Les interventions en séance

Economie et finances
15/02/2010

«Projet de loi de finances rectificative pour 2010»

M. Jean Arthuis, président de la commission des finances. 

- Les années se suivent et se ressemblent, diront les esprits chagrins... Nous avions entamé l’exercice 2009 avec un collectif ; nous revoici, début 2010, avec un premier projet de loi de finances rectificative, qui pourrait en annoncer d’autres.
En portant notre taux de croissance prévisionnelle de 0,75 % à 1,4 %, ce collectif est cependant porteur d’une bonne nouvelle, et nous laisse espérer un retour à un calendrier plus classique d’examen des lois de finances. Ces perspectives de croissance nous placent, avec l’Allemagne, parmi les pays qui bénéficient de la reprise la plus marquée, alors que le FMI prévoit une croissance de 1 % seulement pour la zone euro cette année.
Il y a un an, la crise économique, née des défaillances du système financier, menaçait nos équilibres sociaux et notre pacte républicain. Si aujourd’hui la reprise se confirme, nous le devons notamment à l’action du Gouvernement, qui a agi avec discernement et célérité : d’abord, pour rompre la paralysie qui menaçait le système bancaire ; ensuite, pour donner un coup de fouet à l’activité à travers le plan de relance.
Toutefois, les mécanismes à l’origine de la crise seront à nouveau à l’oeuvre si la communauté internationale ne parvient pas à parler d’une seule voix sur la régulation et la supervision des activités bancaires et financières. Par ailleurs, le redémarrage de notre économie ne doit pas être une excuse pour ne pas s’attaquer aux handicaps qui entament notre compétitivité. Les réponses apportées par le présent collectif sont-elles convaincantes ? Vous me permettrez d’exprimer mes interrogations et mes doutes à ce sujet...
Concernant la taxation des bonus, l’examen des amendements sera l’occasion d’expliquer pourquoi la commission approuve le schéma adopté par l’Assemblée nationale, et d’inviter à la prudence pour ne pas désavantager la place de Paris. Nous approuvons sans réserve l’affectation du produit de la taxe à Oséo, qui réduira le déficit budgétaire de près de 300 millions, tout en contribuant au soutien des PME. A condition de soumettre à la taxe l’ensemble de la chaîne décisionnelle et de contrôle, le dispositif établit un lien clair entre la prise de risques par les banques et leur obligation de participer au rétablissement du fonctionnement normal de notre économie.
Toutefois, le combat pour un meilleur encadrement des rémunérations au sein du milieu bancaire, dont la France a pris la tête, n’aura de sens que si nos partenaires nous suivent. La question des rémunérations n’est pas épuisée par la taxation des bonus.

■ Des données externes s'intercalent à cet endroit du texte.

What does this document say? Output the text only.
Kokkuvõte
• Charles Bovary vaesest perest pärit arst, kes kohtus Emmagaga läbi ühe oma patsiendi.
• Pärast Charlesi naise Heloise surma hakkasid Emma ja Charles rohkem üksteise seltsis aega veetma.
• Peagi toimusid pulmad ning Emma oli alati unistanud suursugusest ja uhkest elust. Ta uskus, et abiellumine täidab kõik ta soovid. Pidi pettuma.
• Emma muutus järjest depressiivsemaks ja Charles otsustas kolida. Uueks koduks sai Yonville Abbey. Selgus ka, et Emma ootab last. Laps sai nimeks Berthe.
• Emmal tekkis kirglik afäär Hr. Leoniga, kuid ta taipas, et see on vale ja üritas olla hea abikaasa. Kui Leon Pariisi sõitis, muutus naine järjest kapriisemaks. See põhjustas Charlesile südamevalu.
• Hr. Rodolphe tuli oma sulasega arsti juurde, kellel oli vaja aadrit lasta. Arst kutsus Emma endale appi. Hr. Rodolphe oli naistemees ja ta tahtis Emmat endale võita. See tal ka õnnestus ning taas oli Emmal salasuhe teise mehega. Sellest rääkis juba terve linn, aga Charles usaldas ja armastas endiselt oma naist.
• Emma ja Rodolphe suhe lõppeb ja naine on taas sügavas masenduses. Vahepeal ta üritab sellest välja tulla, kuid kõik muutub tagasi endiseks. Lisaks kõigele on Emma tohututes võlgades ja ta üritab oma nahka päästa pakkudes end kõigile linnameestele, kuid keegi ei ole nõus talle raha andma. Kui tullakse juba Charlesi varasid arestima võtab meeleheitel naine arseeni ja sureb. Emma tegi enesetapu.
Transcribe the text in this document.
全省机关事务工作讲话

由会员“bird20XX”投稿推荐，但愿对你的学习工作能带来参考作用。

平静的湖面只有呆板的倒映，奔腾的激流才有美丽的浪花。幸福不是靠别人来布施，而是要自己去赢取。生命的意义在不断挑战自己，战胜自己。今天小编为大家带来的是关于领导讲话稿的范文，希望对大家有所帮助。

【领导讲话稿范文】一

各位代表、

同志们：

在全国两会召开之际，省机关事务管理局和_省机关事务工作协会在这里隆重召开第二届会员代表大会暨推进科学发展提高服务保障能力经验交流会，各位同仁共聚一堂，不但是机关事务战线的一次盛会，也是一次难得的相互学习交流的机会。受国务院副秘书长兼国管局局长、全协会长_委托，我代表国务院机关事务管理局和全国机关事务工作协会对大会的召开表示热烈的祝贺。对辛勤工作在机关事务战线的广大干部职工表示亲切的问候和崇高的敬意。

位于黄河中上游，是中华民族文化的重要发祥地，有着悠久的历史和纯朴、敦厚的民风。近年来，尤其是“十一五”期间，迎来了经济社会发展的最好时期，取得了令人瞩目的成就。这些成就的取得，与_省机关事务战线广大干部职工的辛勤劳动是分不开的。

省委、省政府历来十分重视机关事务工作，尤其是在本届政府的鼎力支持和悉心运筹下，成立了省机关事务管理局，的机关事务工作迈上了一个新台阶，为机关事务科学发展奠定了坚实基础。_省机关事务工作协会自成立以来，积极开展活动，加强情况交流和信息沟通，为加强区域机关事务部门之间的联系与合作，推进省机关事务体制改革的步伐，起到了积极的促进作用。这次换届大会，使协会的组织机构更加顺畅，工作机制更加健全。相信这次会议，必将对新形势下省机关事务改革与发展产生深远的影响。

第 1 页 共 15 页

D’autres rendez-vous nous attendent, notamment sur les retraites chapeaux : ce sujet n’a pas sa place ici.
J’en viens à l’emprunt national. Il ne m’aurait pas paru envisageable de voter un dispositif qui creuserait de plusieurs dizaines de milliards un endettement déjà colossal. Mais, par un habile procédé, le ministre du budget parvient à accroître le déficit d’une trentaine de milliards sans recourir à la dette.
Le Gouvernement nous annonce un grand emprunt de 35 milliards. Pourtant, je voterai ce dispositif, sans avoir à me déjuger et sans rien renier de mes critiques. Cet emprunt est une illusion budgétaire, un trompe-l’oeil.
Je salue la subtilité du concept novateur de fonds « non consomptibles » : près de la moitié du grand emprunt, soit 16 milliards, fléchés vers la mission « Recherche et enseignement supérieur », sont des fonds dont seuls les revenus procurés par leur dépôt au Trésor pourront être dépensés !
Le versement aux opérateurs des 19 milliards restants sera étalé dans le temps : la dette de l’État ne serait accrue que de 5 milliards cette année. Selon M. Ricol, les décaissements effectifs ne dépasseraient pas 2 ou 3 milliards en 2010. Trente-cinq milliards ; 2 milliards : les ordres de grandeur ne sont pas les mêmes...
C’est substituer une dette à moyen-long terme à la dette à court terme dont le poids relatif s’était considérablement accru. Je ne m’y opposerai donc pas.
Pour le reste, nous devons faire preuve d’exigence dans la sélection des projets, et de vigilance s’agissant de la gouvernance, car le grand emprunt est aussi une débudgétisation, qui nous contraint à définir les voies et moyens d’un contrôle efficace du Parlement, dans l’esprit de la Lolf. Les amendements de la commission confortent nos prérogatives en ce domaine. Toutes les commissions permanentes sont bien entendu également mobilisées.
D’autres échéances nous attendent, plus décisives : la contribution carbone -s’agira-t-il d’un collectif ou d’un simple projet de loi ?- et la clause de rendez-vous que nous avons adoptée dans le cadre de la réforme de la taxe professionnelle. Ces sujets devront être réglés pour l’été.
Au-delà, la loi de programmation des finances publiques devra traduire notre engagement, auprès des instances communautaires, de supprimer notre déficit excessif à l’horizon 2013. L’exercice ne sera pas aisé. Présent à la Conférence sur le déficit du 28 janvier, j’ai pris bonne note des chantiers ouverts par le Président de la République. Des efforts considérables devront être entrepris pour freiner l’évolution de nos charges.
J’appelle le Gouvernement à la plus grande prudence. Ayons toujours à l’esprit l’obligation de défendre notre crédibilité. Il ne suffit plus de fixer une norme d’évolution de la dépense publique que nous nous empresserons d’oublier au premier incident. Des choix devront être faits. Il faut que la dépense publique soit pilotée et non plus subie, que nous disposions des instruments pour en infléchir les évolutions au fil de l’eau. C’est un débat que nous aurons dans les prochains mois.
Dans cette attente, la commission des finances vous propose d’adopter le présent collectif, sous réserve des quelques compléments et adaptations que vous a présentés le rapporteur général. (Applaudissements à droite)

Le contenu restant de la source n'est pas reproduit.